Only a few of these genes have been extensively tested for side effects. However, animal trials with one gene called HCP have highlighted some of the potential risks. One common method of improving performance is increasing red blood cell numbers, which boosts the transport of oxygen from the lungs to the muscles, improving stamina and performance. The conventional method of boosting red blood cell count is with the hormone erythropoietin (EPO), although this is now easily screened for in athletes. Similar effects can be gained by inhibiting the function of the gene HCP, which itself regulates blood cell distribution. However, trials in monkeys were unsuccessful, and often fatal, says Albarno. "The problem was that the [red blood cell count] increased rapidly up to levels where it turned the blood to jelly."

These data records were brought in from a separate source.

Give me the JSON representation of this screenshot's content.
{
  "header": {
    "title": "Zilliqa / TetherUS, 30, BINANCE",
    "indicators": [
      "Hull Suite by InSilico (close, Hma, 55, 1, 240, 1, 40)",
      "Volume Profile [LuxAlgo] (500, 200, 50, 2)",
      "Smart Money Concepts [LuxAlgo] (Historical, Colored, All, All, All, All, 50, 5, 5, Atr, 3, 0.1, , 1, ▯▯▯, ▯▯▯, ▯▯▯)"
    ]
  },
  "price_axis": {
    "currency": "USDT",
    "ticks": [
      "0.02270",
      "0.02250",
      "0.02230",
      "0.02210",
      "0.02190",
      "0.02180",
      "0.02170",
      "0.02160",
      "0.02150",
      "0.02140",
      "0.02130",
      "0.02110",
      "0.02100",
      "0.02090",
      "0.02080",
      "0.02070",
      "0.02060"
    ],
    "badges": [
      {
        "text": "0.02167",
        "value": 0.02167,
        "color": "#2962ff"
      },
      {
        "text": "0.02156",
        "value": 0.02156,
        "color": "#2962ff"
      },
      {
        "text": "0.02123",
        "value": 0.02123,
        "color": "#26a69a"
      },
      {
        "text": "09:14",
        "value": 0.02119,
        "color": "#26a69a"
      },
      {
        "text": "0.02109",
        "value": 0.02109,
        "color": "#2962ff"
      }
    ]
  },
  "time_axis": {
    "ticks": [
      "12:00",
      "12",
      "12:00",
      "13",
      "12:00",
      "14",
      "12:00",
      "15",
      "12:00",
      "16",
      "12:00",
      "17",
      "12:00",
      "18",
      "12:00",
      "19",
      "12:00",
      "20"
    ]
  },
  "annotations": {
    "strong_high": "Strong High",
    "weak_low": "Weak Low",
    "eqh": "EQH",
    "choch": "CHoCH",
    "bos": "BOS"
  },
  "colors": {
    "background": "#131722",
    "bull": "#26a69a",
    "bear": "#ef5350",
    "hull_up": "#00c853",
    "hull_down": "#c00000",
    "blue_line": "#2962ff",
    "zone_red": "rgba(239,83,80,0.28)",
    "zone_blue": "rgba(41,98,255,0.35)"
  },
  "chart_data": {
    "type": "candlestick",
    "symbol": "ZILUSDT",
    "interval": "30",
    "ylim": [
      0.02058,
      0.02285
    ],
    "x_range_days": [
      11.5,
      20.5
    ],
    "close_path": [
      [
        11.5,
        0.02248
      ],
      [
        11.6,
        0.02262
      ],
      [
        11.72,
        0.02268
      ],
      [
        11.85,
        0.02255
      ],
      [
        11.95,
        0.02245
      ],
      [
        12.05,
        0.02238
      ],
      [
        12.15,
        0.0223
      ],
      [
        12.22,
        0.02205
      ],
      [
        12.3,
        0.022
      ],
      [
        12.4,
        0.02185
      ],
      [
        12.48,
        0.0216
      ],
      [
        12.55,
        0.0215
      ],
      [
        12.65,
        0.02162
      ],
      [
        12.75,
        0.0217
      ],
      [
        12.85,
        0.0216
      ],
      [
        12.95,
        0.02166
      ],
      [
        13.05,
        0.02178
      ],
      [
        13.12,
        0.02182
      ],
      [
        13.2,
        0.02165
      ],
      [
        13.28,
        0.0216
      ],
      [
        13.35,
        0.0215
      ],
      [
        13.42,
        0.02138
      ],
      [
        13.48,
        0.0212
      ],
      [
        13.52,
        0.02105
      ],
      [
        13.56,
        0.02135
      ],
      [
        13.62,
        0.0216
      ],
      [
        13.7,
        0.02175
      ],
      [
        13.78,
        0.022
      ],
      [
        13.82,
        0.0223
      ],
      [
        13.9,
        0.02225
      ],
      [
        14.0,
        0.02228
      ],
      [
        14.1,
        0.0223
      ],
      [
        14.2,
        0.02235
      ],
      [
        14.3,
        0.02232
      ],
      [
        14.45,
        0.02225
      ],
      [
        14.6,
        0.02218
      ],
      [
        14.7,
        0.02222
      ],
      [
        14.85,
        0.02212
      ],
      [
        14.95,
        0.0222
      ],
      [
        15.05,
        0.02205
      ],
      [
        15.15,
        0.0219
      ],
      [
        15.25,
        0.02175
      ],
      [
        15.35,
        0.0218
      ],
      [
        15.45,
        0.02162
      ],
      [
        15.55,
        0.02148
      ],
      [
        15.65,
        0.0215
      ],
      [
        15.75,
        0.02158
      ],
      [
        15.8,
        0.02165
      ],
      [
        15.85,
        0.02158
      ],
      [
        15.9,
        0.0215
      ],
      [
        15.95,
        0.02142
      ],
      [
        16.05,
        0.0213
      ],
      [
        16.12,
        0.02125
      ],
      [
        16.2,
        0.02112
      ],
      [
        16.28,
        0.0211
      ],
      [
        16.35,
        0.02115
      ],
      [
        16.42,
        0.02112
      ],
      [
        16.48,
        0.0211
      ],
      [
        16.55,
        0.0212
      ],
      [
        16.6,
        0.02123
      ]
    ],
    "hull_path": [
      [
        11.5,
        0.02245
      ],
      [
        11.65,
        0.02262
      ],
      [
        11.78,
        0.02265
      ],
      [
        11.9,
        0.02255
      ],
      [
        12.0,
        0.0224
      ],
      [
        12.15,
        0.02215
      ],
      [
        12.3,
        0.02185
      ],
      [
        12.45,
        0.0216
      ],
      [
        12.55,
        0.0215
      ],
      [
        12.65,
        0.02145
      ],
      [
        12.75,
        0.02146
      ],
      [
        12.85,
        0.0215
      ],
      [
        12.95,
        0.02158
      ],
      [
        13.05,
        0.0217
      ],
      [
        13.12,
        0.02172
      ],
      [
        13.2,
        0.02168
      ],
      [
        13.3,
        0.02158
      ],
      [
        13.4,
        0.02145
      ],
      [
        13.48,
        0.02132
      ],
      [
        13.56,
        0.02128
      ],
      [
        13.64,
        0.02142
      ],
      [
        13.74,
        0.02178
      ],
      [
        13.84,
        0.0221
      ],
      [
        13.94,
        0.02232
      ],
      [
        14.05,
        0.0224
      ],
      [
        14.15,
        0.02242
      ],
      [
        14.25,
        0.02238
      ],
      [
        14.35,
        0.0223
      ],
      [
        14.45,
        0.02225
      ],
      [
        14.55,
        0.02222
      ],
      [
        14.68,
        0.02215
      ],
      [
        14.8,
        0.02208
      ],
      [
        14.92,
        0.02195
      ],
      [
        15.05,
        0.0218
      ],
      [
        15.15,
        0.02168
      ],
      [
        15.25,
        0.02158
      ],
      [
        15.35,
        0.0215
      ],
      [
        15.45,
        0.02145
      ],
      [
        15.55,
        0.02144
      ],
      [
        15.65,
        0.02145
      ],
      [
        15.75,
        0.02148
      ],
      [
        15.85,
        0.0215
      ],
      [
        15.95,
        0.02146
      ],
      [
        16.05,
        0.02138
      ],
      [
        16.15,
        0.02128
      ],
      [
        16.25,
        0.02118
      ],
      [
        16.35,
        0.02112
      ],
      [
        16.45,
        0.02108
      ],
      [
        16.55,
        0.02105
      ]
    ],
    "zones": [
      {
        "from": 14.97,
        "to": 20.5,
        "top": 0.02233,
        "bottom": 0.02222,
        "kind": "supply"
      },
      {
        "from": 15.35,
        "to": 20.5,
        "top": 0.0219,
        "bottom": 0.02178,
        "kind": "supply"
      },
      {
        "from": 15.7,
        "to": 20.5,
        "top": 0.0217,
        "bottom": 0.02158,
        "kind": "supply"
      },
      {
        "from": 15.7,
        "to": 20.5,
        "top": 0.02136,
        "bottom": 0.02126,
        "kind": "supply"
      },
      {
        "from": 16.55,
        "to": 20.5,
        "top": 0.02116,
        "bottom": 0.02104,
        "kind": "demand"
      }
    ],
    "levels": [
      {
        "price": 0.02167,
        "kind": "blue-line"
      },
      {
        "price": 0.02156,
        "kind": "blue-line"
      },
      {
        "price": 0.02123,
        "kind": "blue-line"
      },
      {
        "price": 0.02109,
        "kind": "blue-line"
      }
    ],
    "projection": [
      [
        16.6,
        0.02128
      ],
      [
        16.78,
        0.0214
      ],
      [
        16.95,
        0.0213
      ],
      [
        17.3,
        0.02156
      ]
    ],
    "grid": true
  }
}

This side-effect was avoided with a different gene therapy treatment, for anaemia. Tested in 2002, but never produced commercially, Repoxygen works by increasing levels of the body's own EPO. This, in turn, boosts red blood cell production, but only in response to very low levels of oxygen that might be experienced with anaemia or during intensive exercise.
It was Repoxygen that German athletics coach Thomas Springstein was accused of attempting to obtain prior to the 2006 Winter Olympics in Turin, Italy. Springstein and another trainer in Germany are under investigation by the World Anti-Doping Authority (WADA), which outlawed gene doping in 2003. The WADA is now working with geneticists to find effective screening techniques.
"Close to US$8 million has been spent in the WADA research program for gene doping, representing a significant portion of the entire budget," says geneticist Theodore Friedmann at the University of California in San Diego, USA, and chair of WADA's gene doping panel.
One proposal has been to genetically map athletes and then periodically re-screen them to detect changes, says Robin Parisotto, a Canberra-based consultant to Sport Knowledge Australia, who helped establish a test for blood doping with EPO. "But when do you do that? Before they become elite athletes, as a child, or soon after birth?" Parisotto asks.
Friedmann says that scientists working under the WADA banner have studied a number of the side effects that occur with changes to genes and to metabolism. If researchers can put these together to create a 'signature', eventually it may be possible to detect this signature in saliva samples, he says. "In exactly the same way that DNA technology has added so much in forensic science and crime detection, it will add very powerful new tools to detect doping."
With the 2008 Beijing Olympics looming, the clock is ticking to find tests capable of detecting the practice.
"Realistically, it will be very difficult to have a test up and running before Beijing", says ASADA's Eichner. But this doesn't mean GM cheaters will manage to remain undetected ˆ WADA rules allow samples to be tested for up to eight years after an event. 
Dominic Cadden is a freelance science and physiology writer based in Sydney, Australia.